- Education: Rhodes University
- Occupation: journalist
- Known for: chief editor for MBC's television news.

= Chisomo Ngulube =

Malawian journalist and editor

Chisomo Ngulube is a Malawian journalist and editor. She was the Malawi Broadcasting Corporation's chief editor for their TV news.

==Life==
Ngulube studied at Rhodes University where she completed a post-graduate diploma in media management in 2014.

She worked as a journalist for Nation Newspapers Limited in Malawi before she joined the Malawi Broadcasting Corporation. She became the Malawi Broadcasting Corporation's chief editor for their television news. In 2017, she was a Journalism fellow for the Nieman Foundation at Harvard University. This was won competitively as there only 24 places and half of these are taken by Americans. She is only the second Malawian to join the fellowship and the only one that year from Africa who was employed by an African media company.

She has written about the freedom of the press, drawing parallels between Donald Trump's "Fake News" and the treatment of the press in Africa. She was chosen to be one of the fifteen leading women journalists to work on the women's edition of the Population Reference Bureau.

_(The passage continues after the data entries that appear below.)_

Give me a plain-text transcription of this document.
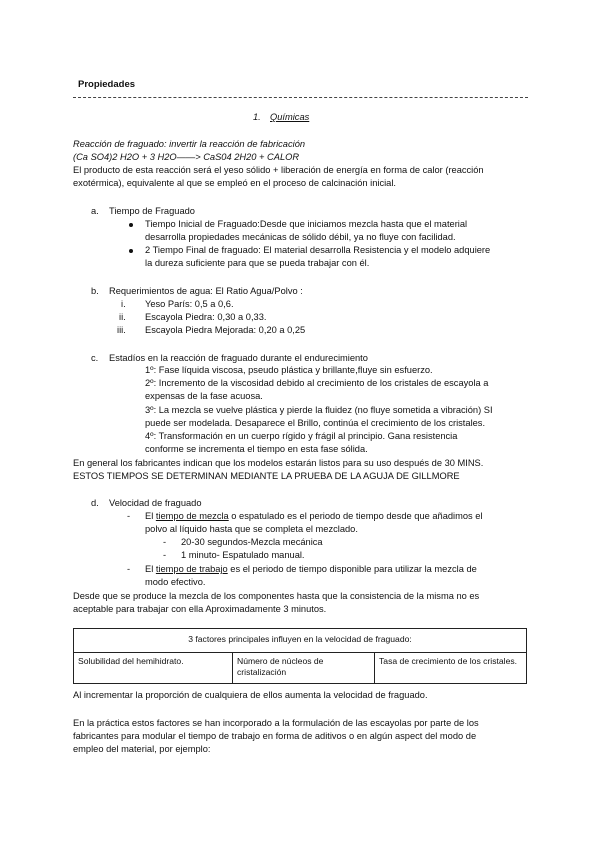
Propiedades
1. Químicas
Reacción de fraguado: invertir la reacción de fabricación
(Ca SO4)2 H2O + 3 H2O——> CaS04 2H20 + CALOR
El producto de esta reacción será el yeso sólido + liberación de energía en forma de calor (reacción
exotérmica), equivalente al que se empleó en el proceso de calcinación inicial.
a. Tiempo de Fraguado
Tiempo Inicial de Fraguado:Desde que iniciamos mezcla hasta que el material
desarrolla propiedades mecánicas de sólido débil, ya no fluye con facilidad.
2 Tiempo Final de fraguado: El material desarrolla Resistencia y el modelo adquiere
la dureza suficiente para que se pueda trabajar con él.
b. Requerimientos de agua: El Ratio Agua/Polvo :
i. Yeso París: 0,5 a 0,6.
ii. Escayola Piedra: 0,30 a 0,33.
iii. Escayola Piedra Mejorada: 0,20 a 0,25
c. Estadíos en la reacción de fraguado durante el endurecimiento
1º: Fase líquida viscosa, pseudo plástica y brillante,fluye sin esfuerzo.
2º: Incremento de la viscosidad debido al crecimiento de los cristales de escayola a
expensas de la fase acuosa.
3º: La mezcla se vuelve plástica y pierde la fluidez (no fluye sometida a vibración) SI
puede ser modelada. Desaparece el Brillo, continúa el crecimiento de los cristales.
4º: Transformación en un cuerpo rígido y frágil al principio. Gana resistencia
conforme se incrementa el tiempo en esta fase sólida.
En general los fabricantes indican que los modelos estarán listos para su uso después de 30 MINS.
ESTOS TIEMPOS SE DETERMINAN MEDIANTE LA PRUEBA DE LA AGUJA DE GILLMORE
d. Velocidad de fraguado
- El tiempo de mezcla o espatulado es el periodo de tiempo desde que añadimos el
polvo al líquido hasta que se completa el mezclado.
- 20-30 segundos-Mezcla mecánica
- 1 minuto- Espatulado manual.
- El tiempo de trabajo es el periodo de tiempo disponible para utilizar la mezcla de
modo efectivo.
Desde que se produce la mezcla de los componentes hasta que la consistencia de la misma no es
aceptable para trabajar con ella Aproximadamente 3 minutos.
3 factores principales influyen en la velocidad de fraguado:
Solubilidad del hemihidrato.	Número de núcleos de cristalización	Tasa de crecimiento de los cristales.
Al incrementar la proporción de cualquiera de ellos aumenta la velocidad de fraguado.
En la práctica estos factores se han incorporado a la formulación de las escayolas por parte de los
fabricantes para modular el tiempo de trabajo en forma de aditivos o en algún aspect del modo de
empleo del material, por ejemplo:
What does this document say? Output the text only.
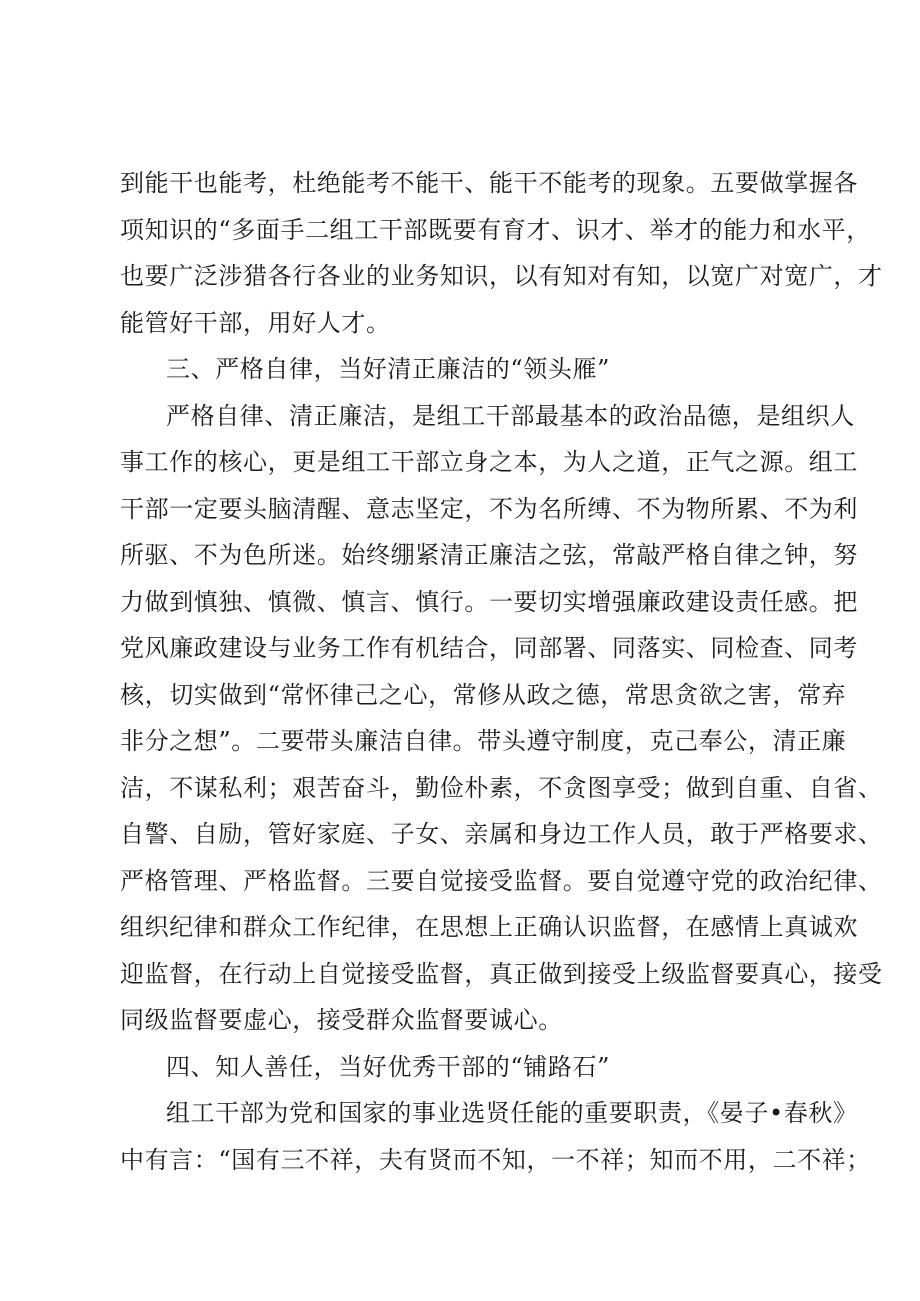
到能干也能考，杜绝能考不能干、能干不能考的现象。五要做掌握各
项知识的“多面手二组工干部既要有育才、识才、举才的能力和水平，
也要广泛涉猎各行各业的业务知识，以有知对有知，以宽广对宽广，才
能管好干部，用好人才。
三、严格自律，当好清正廉洁的“领头雁”
严格自律、清正廉洁，是组工干部最基本的政治品德，是组织人
事工作的核心，更是组工干部立身之本，为人之道，正气之源。组工
干部一定要头脑清醒、意志坚定，不为名所缚、不为物所累、不为利
所驱、不为色所迷。始终绷紧清正廉洁之弦，常敲严格自律之钟，努
力做到慎独、慎微、慎言、慎行。一要切实增强廉政建设责任感。把
党风廉政建设与业务工作有机结合，同部署、同落实、同检查、同考
核，切实做到“常怀律己之心，常修从政之德，常思贪欲之害，常弃
非分之想”。二要带头廉洁自律。带头遵守制度，克己奉公，清正廉
洁，不谋私利；艰苦奋斗，勤俭朴素，不贪图享受；做到自重、自省、
自警、自励，管好家庭、子女、亲属和身边工作人员，敢于严格要求、
严格管理、严格监督。三要自觉接受监督。要自觉遵守党的政治纪律、
组织纪律和群众工作纪律，在思想上正确认识监督，在感情上真诚欢
迎监督，在行动上自觉接受监督，真正做到接受上级监督要真心，接受
同级监督要虚心，接受群众监督要诚心。
四、知人善任，当好优秀干部的“铺路石”
组工干部为党和国家的事业选贤任能的重要职责，《晏子•春秋》
中有言：“国有三不祥，夫有贤而不知，一不祥；知而不用，二不祥；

Ngulube is a leading spokesperson and vice-chair of MISA Malawi. The organisation campaigns for journalists and arranges training. Malawi's President has said that he has never requested that a journalist should be arrested for their work. However MISA Malawi says that it needs to work to give access to all voices. Ngulube challenged her peers to achieve this. Freedom of the press is said to be the policy in Malawi but journalists like Macmillan Mhone have been arrested for exposing fraud. He was arrested for “publication of news likely to cause fear and public alarm; cyber-spamming; and extortion”.